IGOR SALINGER / BELGRADE

The Bulgarian government has established Balkan Air Tour as the new national carrier following the liquidation of Balkan Bulgarian Airlines late last month. The Sofia airport-based tour operator, which is government-owned, was granted an air operators certificate on 1 November and is scheduled to begin operations by December.

The new operator will take over most of the assets of Balkan Bulgarian, but not its 180 million leva ($92 million) debts. The airline will operate Balkan's two Boeing 737s leased from Lufthansa, and one Tupolev Tu-154M leased from Slovak Airlines. It will be financed by the state, says minister of finance Milen Velchev, with 10-30 million leva to initially be provided. The government plans to privatise up to 50%. The airline intends to operate to Berlin, Frankfurt, London, Milan, Moscow, Paris and Tel Aviv.

Court-appointed administrator of Balkan Bulgarian Olga Milenkova questions the timeframe for the new carrier. "Balkan needed six months when it suspended operations to resume flights again," Milenkova says, adding that the state funding is "extremely insufficient".

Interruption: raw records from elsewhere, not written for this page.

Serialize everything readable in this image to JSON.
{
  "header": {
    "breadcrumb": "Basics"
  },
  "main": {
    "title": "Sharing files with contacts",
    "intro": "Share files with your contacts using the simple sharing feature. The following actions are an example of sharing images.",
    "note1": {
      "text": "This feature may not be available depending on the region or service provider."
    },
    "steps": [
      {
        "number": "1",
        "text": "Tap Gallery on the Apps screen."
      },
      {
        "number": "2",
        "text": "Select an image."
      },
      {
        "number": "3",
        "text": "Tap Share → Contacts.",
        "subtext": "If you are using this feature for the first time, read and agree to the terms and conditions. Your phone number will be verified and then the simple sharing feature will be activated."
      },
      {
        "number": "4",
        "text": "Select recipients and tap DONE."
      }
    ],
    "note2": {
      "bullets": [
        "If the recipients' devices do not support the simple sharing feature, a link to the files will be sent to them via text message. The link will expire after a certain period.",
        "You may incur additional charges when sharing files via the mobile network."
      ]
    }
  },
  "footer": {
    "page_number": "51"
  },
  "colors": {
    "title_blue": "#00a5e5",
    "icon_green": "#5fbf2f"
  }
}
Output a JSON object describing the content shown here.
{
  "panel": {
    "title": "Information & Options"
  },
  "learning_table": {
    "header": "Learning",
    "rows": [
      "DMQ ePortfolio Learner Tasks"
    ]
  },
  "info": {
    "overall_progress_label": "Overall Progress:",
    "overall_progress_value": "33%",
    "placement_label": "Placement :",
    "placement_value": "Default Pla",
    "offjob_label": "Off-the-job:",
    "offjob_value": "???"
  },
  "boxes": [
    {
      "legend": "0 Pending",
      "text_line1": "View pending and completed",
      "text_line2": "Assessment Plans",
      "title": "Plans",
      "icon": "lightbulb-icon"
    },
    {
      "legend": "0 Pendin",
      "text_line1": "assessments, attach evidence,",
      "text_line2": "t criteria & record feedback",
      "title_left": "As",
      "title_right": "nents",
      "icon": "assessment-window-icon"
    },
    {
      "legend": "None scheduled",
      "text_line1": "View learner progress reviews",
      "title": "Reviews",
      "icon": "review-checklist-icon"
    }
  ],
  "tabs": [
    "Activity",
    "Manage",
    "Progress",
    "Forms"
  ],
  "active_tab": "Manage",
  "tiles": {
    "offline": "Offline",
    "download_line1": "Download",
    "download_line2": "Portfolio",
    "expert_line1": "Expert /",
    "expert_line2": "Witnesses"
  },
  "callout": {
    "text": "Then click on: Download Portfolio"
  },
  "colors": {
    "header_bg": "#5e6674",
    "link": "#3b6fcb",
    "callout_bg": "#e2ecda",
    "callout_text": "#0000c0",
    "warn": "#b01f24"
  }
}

The final collapse of Balkan Bulgarian followed a troubled history for the carrier, which ceased operations in February 2001 due to mounting debts, and then resumed limited operations under administration later that year. Two years before, the government sold 75% of the airline to Israel's Zeevi Holding. Last month the airline's largest creditors rejected a recovery plan that would have swapped cancellation of debt for equity.